Crypto Super Brands Are Closer Than You Think
In the rapidly evolving crypto space, crypto platforms and blockchain networks are on the path to becoming the next generation of super brands. According to Hendrik Ghys, co-founder and CEO of Thalex, there’s nothing inherently preventing crypto platforms from achieving super brand status. In fact, many exchanges and crypto platforms are already positioned to leverage key elements of customer loyalty and demand-based competitive advantages that are common among traditional super brands.
The Foundation of Super Brands
The idea of a super brand isn’t just about awareness—it’s about customer captivity, which comes from creating lasting habits, high switching costs, and low search costs. Bruce Greenwald’s book Competition Demystified highlights these tenets as the core principles for building a strong, lasting brand. Many of the top crypto exchanges already fit this model. They have the infrastructure to create captive customer bases and can significantly influence market trends.
Starting Points: Crypto’s Unique Characteristics
Unlike traditional finance, which has localized and hierarchical structures, crypto exchanges were built to be borderless, welcoming users from all over the world. There’s no equivalent to the New York Stock Exchange or London Stock Exchange in crypto. The early days of crypto were marked by fast-paced innovation, where users switched platforms frequently to follow new listings and trading features. As crypto platforms matured, they started to focus on building habits—first through margin trading, and later by introducing perpetual contracts and stablecoin settlement.
With these innovations, exchanges began to build customer loyalty, and regulatory changes, such as KYC and AML protocols, raised the switching costs, making it harder for customers to easily leave one exchange for another. This regulatory shift further concentrated market dominance among a few major platforms.
The Exchange Paradox: Growth vs Innovation
Despite the advantages of large-scale operations, the exchange paradox emerges: Once exchanges reach a certain level of growth, scaling innovation becomes more difficult. As organizations grow, they often lose their entrepreneurial spirit, becoming targets for regulators. This presents an opportunity for smaller, nimbler exchanges to outperform the giants by introducing new, more user-friendly products or better customer experiences.
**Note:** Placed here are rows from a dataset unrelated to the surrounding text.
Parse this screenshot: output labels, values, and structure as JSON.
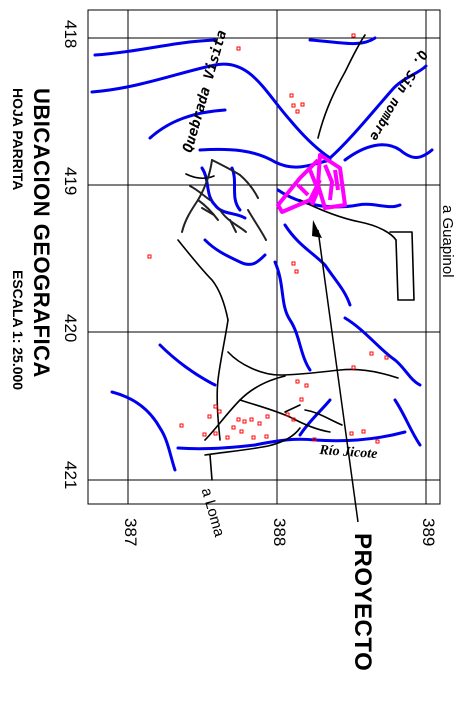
{
  "title": "UBICACION GEOGRAFICA",
  "subtitle_sheet": "HOJA PARRITA",
  "subtitle_scale": "ESCALA 1: 25.000",
  "project_label": "PROYECTO",
  "grid": {
    "northing_labels": [
      "418",
      "419",
      "420",
      "421"
    ],
    "easting_labels": [
      "387",
      "388",
      "389"
    ]
  },
  "place_labels": {
    "quebrada": "Quebrada Visita",
    "sin_nombre": "Q. Sin nombre",
    "rio": "Río Jicote",
    "guapinol": "a Guapinol",
    "loma": "a Loma"
  },
  "colors": {
    "river": "#0000ee",
    "road": "#000000",
    "project": "#ff00ff",
    "building": "#ff0000",
    "grid": "#000000"
  }
}
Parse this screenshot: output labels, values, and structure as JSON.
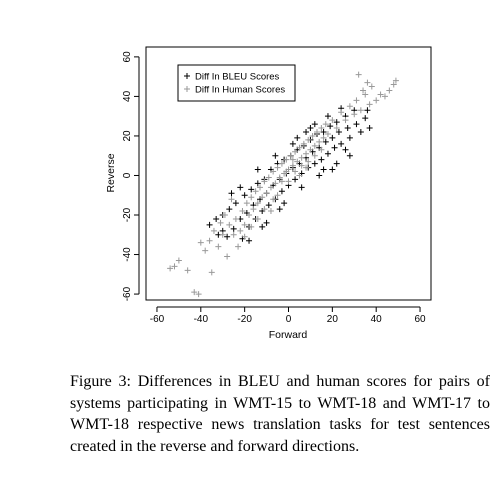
{
  "chart_data": {
    "type": "scatter",
    "title": "",
    "xlabel": "Forward",
    "ylabel": "Reverse",
    "xlim": [
      -65,
      65
    ],
    "ylim": [
      -63,
      65
    ],
    "xticks": [
      -60,
      -40,
      -20,
      0,
      20,
      40,
      60
    ],
    "yticks": [
      -60,
      -40,
      -20,
      0,
      20,
      40,
      60
    ],
    "xtick_labels": [
      "-60",
      "-40",
      "-20",
      "0",
      "20",
      "40",
      "60"
    ],
    "ytick_labels": [
      "-60",
      "-40",
      "-20",
      "0",
      "20",
      "40",
      "60"
    ],
    "grid": false,
    "legend_position": "top-left",
    "series": [
      {
        "name": "Diff In BLEU Scores",
        "color": "#000000",
        "marker": "plus",
        "points": [
          [
            -36,
            -25
          ],
          [
            -33,
            -22
          ],
          [
            -32,
            -30
          ],
          [
            -30,
            -20
          ],
          [
            -28,
            -31
          ],
          [
            -27,
            -17
          ],
          [
            -25,
            -27
          ],
          [
            -24,
            -14
          ],
          [
            -22,
            -22
          ],
          [
            -21,
            -32
          ],
          [
            -20,
            -10
          ],
          [
            -19,
            -19
          ],
          [
            -18,
            -26
          ],
          [
            -17,
            -7
          ],
          [
            -16,
            -15
          ],
          [
            -15,
            -22
          ],
          [
            -14,
            -4
          ],
          [
            -13,
            -12
          ],
          [
            -12,
            -18
          ],
          [
            -11,
            -2
          ],
          [
            -10,
            -9
          ],
          [
            -9,
            -15
          ],
          [
            -8,
            3
          ],
          [
            -7,
            -5
          ],
          [
            -6,
            -12
          ],
          [
            -5,
            6
          ],
          [
            -4,
            -2
          ],
          [
            -3,
            -8
          ],
          [
            -2,
            8
          ],
          [
            -1,
            1
          ],
          [
            0,
            -5
          ],
          [
            1,
            10
          ],
          [
            2,
            4
          ],
          [
            3,
            -2
          ],
          [
            4,
            13
          ],
          [
            5,
            6
          ],
          [
            6,
            1
          ],
          [
            7,
            15
          ],
          [
            8,
            9
          ],
          [
            9,
            4
          ],
          [
            10,
            18
          ],
          [
            11,
            12
          ],
          [
            12,
            6
          ],
          [
            13,
            21
          ],
          [
            14,
            14
          ],
          [
            15,
            8
          ],
          [
            16,
            22
          ],
          [
            17,
            17
          ],
          [
            18,
            11
          ],
          [
            19,
            25
          ],
          [
            20,
            19
          ],
          [
            21,
            14
          ],
          [
            22,
            27
          ],
          [
            23,
            22
          ],
          [
            24,
            16
          ],
          [
            26,
            30
          ],
          [
            27,
            24
          ],
          [
            28,
            19
          ],
          [
            30,
            33
          ],
          [
            31,
            26
          ],
          [
            33,
            22
          ],
          [
            35,
            29
          ],
          [
            36,
            33
          ],
          [
            37,
            24
          ],
          [
            -22,
            -6
          ],
          [
            -18,
            -33
          ],
          [
            -14,
            3
          ],
          [
            -10,
            -24
          ],
          [
            -6,
            10
          ],
          [
            -2,
            -14
          ],
          [
            2,
            16
          ],
          [
            6,
            -6
          ],
          [
            10,
            24
          ],
          [
            14,
            0
          ],
          [
            18,
            30
          ],
          [
            22,
            6
          ],
          [
            26,
            13
          ],
          [
            -26,
            -9
          ],
          [
            -30,
            -28
          ],
          [
            12,
            26
          ],
          [
            16,
            3
          ],
          [
            -12,
            -26
          ],
          [
            8,
            22
          ],
          [
            -4,
            -17
          ],
          [
            4,
            19
          ],
          [
            20,
            3
          ],
          [
            24,
            34
          ],
          [
            28,
            10
          ]
        ]
      },
      {
        "name": "Diff In Human Scores",
        "color": "#999999",
        "marker": "plus",
        "points": [
          [
            -54,
            -47
          ],
          [
            -52,
            -46
          ],
          [
            -50,
            -43
          ],
          [
            -46,
            -48
          ],
          [
            -43,
            -59
          ],
          [
            -41,
            -60
          ],
          [
            -40,
            -34
          ],
          [
            -38,
            -38
          ],
          [
            -36,
            -33
          ],
          [
            -35,
            -49
          ],
          [
            -34,
            -28
          ],
          [
            -32,
            -36
          ],
          [
            -30,
            -30
          ],
          [
            -28,
            -41
          ],
          [
            -27,
            -25
          ],
          [
            -25,
            -30
          ],
          [
            -24,
            -22
          ],
          [
            -22,
            -28
          ],
          [
            -21,
            -18
          ],
          [
            -20,
            -25
          ],
          [
            -19,
            -14
          ],
          [
            -18,
            -20
          ],
          [
            -17,
            -11
          ],
          [
            -16,
            -17
          ],
          [
            -15,
            -8
          ],
          [
            -14,
            -14
          ],
          [
            -13,
            -6
          ],
          [
            -12,
            -11
          ],
          [
            -11,
            -3
          ],
          [
            -10,
            -9
          ],
          [
            -9,
            -1
          ],
          [
            -8,
            -6
          ],
          [
            -7,
            2
          ],
          [
            -6,
            -4
          ],
          [
            -5,
            4
          ],
          [
            -4,
            -1
          ],
          [
            -3,
            6
          ],
          [
            -2,
            1
          ],
          [
            -1,
            8
          ],
          [
            0,
            3
          ],
          [
            1,
            10
          ],
          [
            2,
            5
          ],
          [
            3,
            12
          ],
          [
            4,
            7
          ],
          [
            5,
            14
          ],
          [
            6,
            9
          ],
          [
            7,
            16
          ],
          [
            8,
            11
          ],
          [
            9,
            18
          ],
          [
            10,
            13
          ],
          [
            11,
            20
          ],
          [
            12,
            15
          ],
          [
            13,
            22
          ],
          [
            14,
            17
          ],
          [
            15,
            24
          ],
          [
            16,
            19
          ],
          [
            17,
            26
          ],
          [
            18,
            21
          ],
          [
            20,
            28
          ],
          [
            22,
            24
          ],
          [
            24,
            32
          ],
          [
            26,
            28
          ],
          [
            28,
            35
          ],
          [
            30,
            31
          ],
          [
            31,
            38
          ],
          [
            33,
            33
          ],
          [
            35,
            41
          ],
          [
            37,
            36
          ],
          [
            38,
            45
          ],
          [
            40,
            38
          ],
          [
            42,
            41
          ],
          [
            44,
            40
          ],
          [
            46,
            43
          ],
          [
            48,
            46
          ],
          [
            49,
            48
          ],
          [
            32,
            51
          ],
          [
            34,
            43
          ],
          [
            36,
            47
          ],
          [
            -26,
            -12
          ],
          [
            -29,
            -20
          ],
          [
            -31,
            -24
          ],
          [
            -23,
            -36
          ],
          [
            -8,
            -18
          ],
          [
            -5,
            -10
          ],
          [
            5,
            0
          ],
          [
            8,
            4
          ],
          [
            -3,
            -3
          ],
          [
            0,
            -3
          ],
          [
            3,
            2
          ],
          [
            6,
            5
          ],
          [
            -1,
            2
          ],
          [
            2,
            8
          ],
          [
            9,
            7
          ],
          [
            12,
            10
          ],
          [
            15,
            13
          ],
          [
            -11,
            -17
          ],
          [
            -7,
            -12
          ],
          [
            -14,
            -22
          ],
          [
            -17,
            -26
          ],
          [
            -20,
            -31
          ]
        ]
      }
    ]
  },
  "caption": "Figure 3: Differences in BLEU and human scores for pairs of systems participating in WMT-15 to WMT-18 and WMT-17 to WMT-18 respective news translation tasks for test sentences created in the reverse and forward directions."
}
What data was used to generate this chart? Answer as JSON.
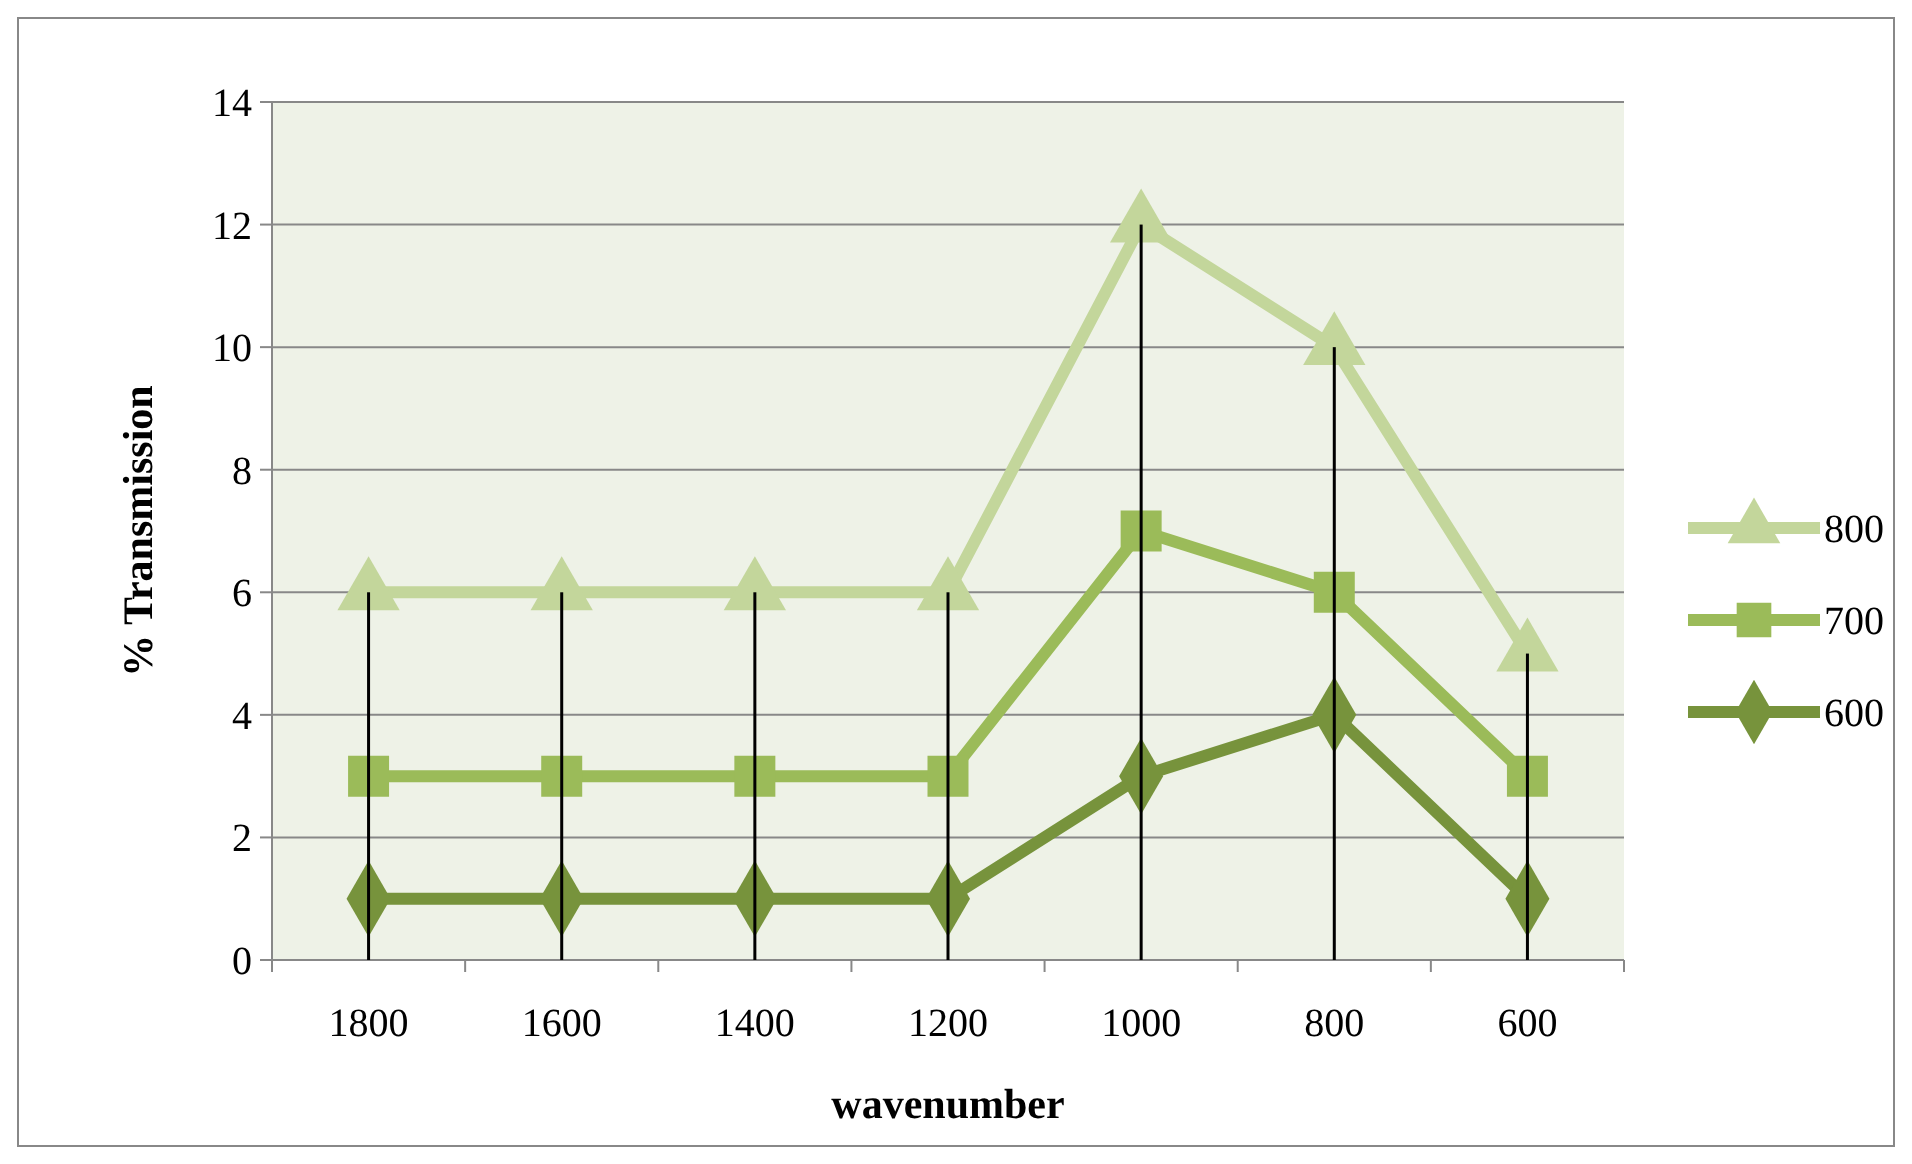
{
  "chart_data": {
    "type": "line",
    "xlabel": "wavenumber",
    "ylabel": "% Transmission",
    "categories": [
      "1800",
      "1600",
      "1400",
      "1200",
      "1000",
      "800",
      "600"
    ],
    "series": [
      {
        "type": "bar",
        "color": "#000000",
        "values": [
          6,
          6,
          6,
          6,
          12,
          10,
          5
        ]
      },
      {
        "name": "800",
        "color": "#c3d69b",
        "marker": "triangle",
        "values": [
          6,
          6,
          6,
          6,
          12,
          10,
          5
        ]
      },
      {
        "name": "700",
        "color": "#9bbb59",
        "marker": "square",
        "values": [
          3,
          3,
          3,
          3,
          7,
          6,
          3
        ]
      },
      {
        "name": "600",
        "color": "#77933c",
        "marker": "diamond",
        "values": [
          1,
          1,
          1,
          1,
          3,
          4,
          1
        ]
      }
    ],
    "ylim": [
      0,
      14
    ],
    "yticks": [
      0,
      2,
      4,
      6,
      8,
      10,
      12,
      14
    ],
    "grid": "y",
    "legend": "right",
    "line_style": "solid"
  }
}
For example, Deribit capitalized on BitMEX’s struggles with frequent system outages by offering more stable options markets, thus capturing a significant portion of market share. Once a smaller platform identifies ways to break the cycle of habit, switching costs, and search costs, it can grow exponentially. However, once they reach the top, they face the same paradox, and the cycle starts anew.
How to Become a Super Brand
To break the cycle and solidify themselves as super brands, exchanges must create network effects that tie together habit, switching costs, and search costs. The key to staying at the top is to remain innovative, maintain an entrepreneurial mindset, and be proactive about regulatory challenges. It’s crucial to avoid the “too big to fail” attitude that often leads to complacency.
For crypto exchanges to evolve into super brands, they must continuously engage users, innovate, and create experiences that make it difficult for users to leave. Building trust and maintaining habit are essential in retaining customers and scaling up.
In the fast-moving crypto industry, no brand is invincible, but the exchanges that can harness these principles of customer loyalty and innovation are poised to succeed as super brands of the future.
Hendrik Ghys has extensive experience in both traditional finance and crypto, including his instrumental role in the acquisition of Bitstamp, which provides him with a unique perspective on the challenges and opportunities for crypto platforms aiming for super brand status.